The check in was easy and the officials, as the locals proved to be, are the nicest friendliest people we have yet encountered.
We explored the town, visited the yacht club (they provide the mooring buoys) and had a great fish and chip meal. They had a “sausage sizzle on Thursday nights and it was fun to get together with the other cruisers again.
We rented a car for a few days as the island is large and the sights are spread along the coast.
A highlight was the one dive we did in Snake Gully; Nuie is renowned for its unique sea snakes. They are black and white striped and curl up on the bottom going up to the surface occasionally to breathe and then back down to curl up again. At any one time you are able to look around and see some floating up and some down—I felt we should have had some floaty music orchestrated for this surreal experience. The visibility is great as Nuie being coral has no rivers running into the sea from the land.

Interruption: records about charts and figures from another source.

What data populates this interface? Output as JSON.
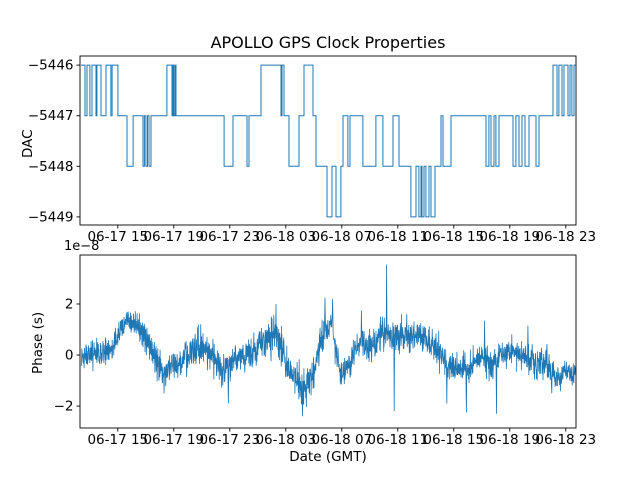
{
  "figure": {
    "title": "APOLLO GPS Clock Properties",
    "background_color": "#ffffff",
    "line_color": "#1f77b4",
    "axis_color": "#000000",
    "text_color": "#000000"
  },
  "chart_data": [
    {
      "type": "line",
      "name": "dac",
      "title": "APOLLO GPS Clock Properties",
      "ylabel": "DAC",
      "drawstyle": "steps-post",
      "line_color": "#1f77b4",
      "x_axis_note": "x values are hours; tick labels show month-day hour (GMT)",
      "xlim": [
        0.3,
        35.73
      ],
      "x_end": 35.7,
      "ylim": [
        -5449.16,
        -5445.82
      ],
      "xticks": [
        3,
        7,
        11,
        15,
        19,
        23,
        27,
        31,
        35
      ],
      "xtick_labels": [
        "06-17 15",
        "06-17 19",
        "06-17 23",
        "06-18 03",
        "06-18 07",
        "06-18 11",
        "06-18 15",
        "06-18 19",
        "06-18 23"
      ],
      "yticks": [
        -5446,
        -5447,
        -5448,
        -5449
      ],
      "ytick_labels": [
        "−5446",
        "−5447",
        "−5448",
        "−5449"
      ],
      "steps": [
        [
          0.37,
          -5446
        ],
        [
          0.66,
          -5447
        ],
        [
          0.8,
          -5446
        ],
        [
          1.01,
          -5447
        ],
        [
          1.16,
          -5446
        ],
        [
          1.44,
          -5447
        ],
        [
          1.51,
          -5446
        ],
        [
          1.8,
          -5447
        ],
        [
          2.16,
          -5446
        ],
        [
          2.51,
          -5447
        ],
        [
          2.59,
          -5446
        ],
        [
          3.01,
          -5447
        ],
        [
          3.66,
          -5448
        ],
        [
          4.09,
          -5447
        ],
        [
          4.8,
          -5448
        ],
        [
          4.9,
          -5447
        ],
        [
          5.01,
          -5448
        ],
        [
          5.12,
          -5447
        ],
        [
          5.23,
          -5448
        ],
        [
          5.37,
          -5447
        ],
        [
          6.51,
          -5446
        ],
        [
          6.87,
          -5447
        ],
        [
          6.94,
          -5446
        ],
        [
          7.01,
          -5447
        ],
        [
          7.09,
          -5446
        ],
        [
          7.16,
          -5447
        ],
        [
          10.59,
          -5448
        ],
        [
          11.23,
          -5447
        ],
        [
          12.23,
          -5448
        ],
        [
          12.37,
          -5447
        ],
        [
          13.23,
          -5446
        ],
        [
          14.66,
          -5447
        ],
        [
          14.73,
          -5446
        ],
        [
          14.87,
          -5447
        ],
        [
          15.23,
          -5448
        ],
        [
          15.94,
          -5447
        ],
        [
          16.3,
          -5446
        ],
        [
          16.94,
          -5447
        ],
        [
          17.16,
          -5448
        ],
        [
          17.94,
          -5449
        ],
        [
          18.3,
          -5448
        ],
        [
          18.59,
          -5449
        ],
        [
          18.94,
          -5448
        ],
        [
          19.09,
          -5447
        ],
        [
          19.44,
          -5448
        ],
        [
          19.59,
          -5447
        ],
        [
          20.51,
          -5448
        ],
        [
          21.44,
          -5447
        ],
        [
          21.94,
          -5448
        ],
        [
          22.66,
          -5447
        ],
        [
          23.09,
          -5448
        ],
        [
          23.94,
          -5449
        ],
        [
          24.3,
          -5448
        ],
        [
          24.51,
          -5449
        ],
        [
          24.66,
          -5448
        ],
        [
          24.73,
          -5449
        ],
        [
          24.87,
          -5448
        ],
        [
          25.01,
          -5449
        ],
        [
          25.23,
          -5448
        ],
        [
          25.37,
          -5449
        ],
        [
          25.66,
          -5448
        ],
        [
          26.09,
          -5447
        ],
        [
          26.23,
          -5448
        ],
        [
          26.8,
          -5447
        ],
        [
          29.3,
          -5448
        ],
        [
          29.51,
          -5447
        ],
        [
          29.66,
          -5448
        ],
        [
          29.87,
          -5447
        ],
        [
          30.01,
          -5448
        ],
        [
          30.23,
          -5447
        ],
        [
          31.23,
          -5448
        ],
        [
          31.44,
          -5447
        ],
        [
          31.66,
          -5448
        ],
        [
          31.87,
          -5447
        ],
        [
          32.09,
          -5448
        ],
        [
          32.37,
          -5447
        ],
        [
          32.87,
          -5448
        ],
        [
          33.09,
          -5447
        ],
        [
          34.09,
          -5446
        ],
        [
          34.37,
          -5447
        ],
        [
          34.51,
          -5446
        ],
        [
          34.73,
          -5447
        ],
        [
          34.87,
          -5446
        ],
        [
          35.16,
          -5447
        ],
        [
          35.3,
          -5446
        ],
        [
          35.44,
          -5447
        ],
        [
          35.59,
          -5446
        ]
      ]
    },
    {
      "type": "line",
      "name": "phase",
      "xlabel": "Date (GMT)",
      "ylabel": "Phase (s)",
      "y_offset_text": "1e−8",
      "y_scale": 1e-08,
      "line_color": "#1f77b4",
      "x_axis_note": "x values are hours; tick labels show month-day hour (GMT)",
      "xlim": [
        0.3,
        35.73
      ],
      "ylim": [
        -2.86,
        3.92
      ],
      "xticks": [
        3,
        7,
        11,
        15,
        19,
        23,
        27,
        31,
        35
      ],
      "xtick_labels": [
        "06-17 15",
        "06-17 19",
        "06-17 23",
        "06-18 03",
        "06-18 07",
        "06-18 11",
        "06-18 15",
        "06-18 19",
        "06-18 23"
      ],
      "yticks": [
        2,
        0,
        -2
      ],
      "ytick_labels": [
        "2",
        "0",
        "−2"
      ],
      "samples": 2200,
      "seed": 20230618,
      "noise_envelope": [
        [
          0.4,
          0.0,
          0.4
        ],
        [
          1.4,
          0.05,
          0.45
        ],
        [
          2.5,
          0.15,
          0.5
        ],
        [
          3.2,
          1.0,
          0.45
        ],
        [
          3.8,
          1.4,
          0.4
        ],
        [
          4.5,
          1.0,
          0.4
        ],
        [
          5.4,
          0.3,
          0.5
        ],
        [
          6.2,
          -0.8,
          0.5
        ],
        [
          6.9,
          -0.35,
          0.45
        ],
        [
          7.9,
          -0.1,
          0.45
        ],
        [
          8.7,
          0.4,
          0.5
        ],
        [
          9.7,
          0.1,
          0.5
        ],
        [
          10.5,
          -0.6,
          0.5
        ],
        [
          11.4,
          -0.15,
          0.45
        ],
        [
          12.5,
          0.1,
          0.5
        ],
        [
          13.4,
          0.55,
          0.55
        ],
        [
          14.3,
          0.8,
          0.6
        ],
        [
          15.2,
          -0.5,
          0.55
        ],
        [
          16.1,
          -1.3,
          0.55
        ],
        [
          16.9,
          -0.9,
          0.6
        ],
        [
          17.7,
          0.9,
          0.6
        ],
        [
          18.3,
          1.2,
          0.55
        ],
        [
          18.9,
          -0.8,
          0.4
        ],
        [
          19.6,
          -0.3,
          0.45
        ],
        [
          20.3,
          0.5,
          0.5
        ],
        [
          20.9,
          0.3,
          0.5
        ],
        [
          21.6,
          0.6,
          0.5
        ],
        [
          22.1,
          0.9,
          0.55
        ],
        [
          22.8,
          0.75,
          0.5
        ],
        [
          23.6,
          0.8,
          0.5
        ],
        [
          24.4,
          0.75,
          0.5
        ],
        [
          25.1,
          0.5,
          0.5
        ],
        [
          25.9,
          0.2,
          0.5
        ],
        [
          26.6,
          -0.3,
          0.5
        ],
        [
          27.3,
          -0.55,
          0.45
        ],
        [
          28.1,
          -0.5,
          0.45
        ],
        [
          28.9,
          -0.15,
          0.5
        ],
        [
          29.7,
          -0.35,
          0.5
        ],
        [
          30.4,
          0.05,
          0.45
        ],
        [
          31.2,
          0.1,
          0.45
        ],
        [
          32.0,
          -0.1,
          0.45
        ],
        [
          32.8,
          -0.2,
          0.5
        ],
        [
          33.6,
          -0.35,
          0.5
        ],
        [
          34.4,
          -0.9,
          0.4
        ],
        [
          35.1,
          -0.65,
          0.4
        ],
        [
          35.7,
          -0.8,
          0.35
        ]
      ],
      "spikes": [
        [
          6.3,
          -1.5
        ],
        [
          10.9,
          -1.9
        ],
        [
          14.3,
          2.0
        ],
        [
          16.2,
          -2.4
        ],
        [
          17.8,
          2.25
        ],
        [
          18.35,
          2.2
        ],
        [
          20.4,
          1.75
        ],
        [
          22.2,
          3.55
        ],
        [
          22.75,
          -2.2
        ],
        [
          26.5,
          -1.9
        ],
        [
          27.9,
          -2.25
        ],
        [
          29.2,
          1.35
        ],
        [
          30.05,
          -2.3
        ],
        [
          32.3,
          1.15
        ],
        [
          34.0,
          -1.5
        ],
        [
          35.68,
          -2.2
        ]
      ]
    }
  ]
}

We toured the island and felt sad as it became obvious how many homes had been abandoned. The population has gone from 5000 to about 1200 with mass migration to NZ. It is a lush fertile island where a lot of produce is able to grow but with the small population much of the island is scrubby bush.
The coast has a lot of very unique caves and chasms and we used the car to explore these.
After four days here we decided to cross the 225 miles to Tonga, our last port before NZ.
We left and had a great sail for the first night but on the second night the wind changed and we hit a huge squall. It hit us so fast that we were unable to reduce sail in advance. The four of us were outside in the pouring rain and 42 knot winds trying to hold the steering and get the sails down. It was a crazy 3 hours with seas washing over the boat and howling winds and rain. The autohelm could not hold the course which meant we had to steer by hand as the rain and wind washed around us. We finally got it under control but not until two battens in the main sail had broken, the tab at the bottom of the front sail which holds it to our furler reefing system had ripped off. The UV strip on our front sail was shredded and the wind generator had caught a reef line and broken a couple of blades. This was happening in the pitch dark and although we were never in any danger—our boat is very solid—it was pretty intense. After the winds dropped totally and in the morning it was calm and sunny.
We felt a little shaken when we viewed our sad sails in the morning and hung out the piles of wet jackets and clothes. We look a little like a refuge boat. The damage will not require a lot to fix but along with the electrical problems we already had with our alternators and charging system we will spend some time in Tonga doing boat repairs.
We are entering Tonga as I write this and are very happy to be here. There are many of the other boats we have been traveling with from Panama as this is the waiting point for many who plan on continuing to NZ. This will be somewhere towards the end of October.
We feel that between hitting the reef in Aitutaki and weathering a huge squall we are finally “real cruisers”—our previous sailing had all seemed kind of tame. Hopefully more tame stuff is in our future!!!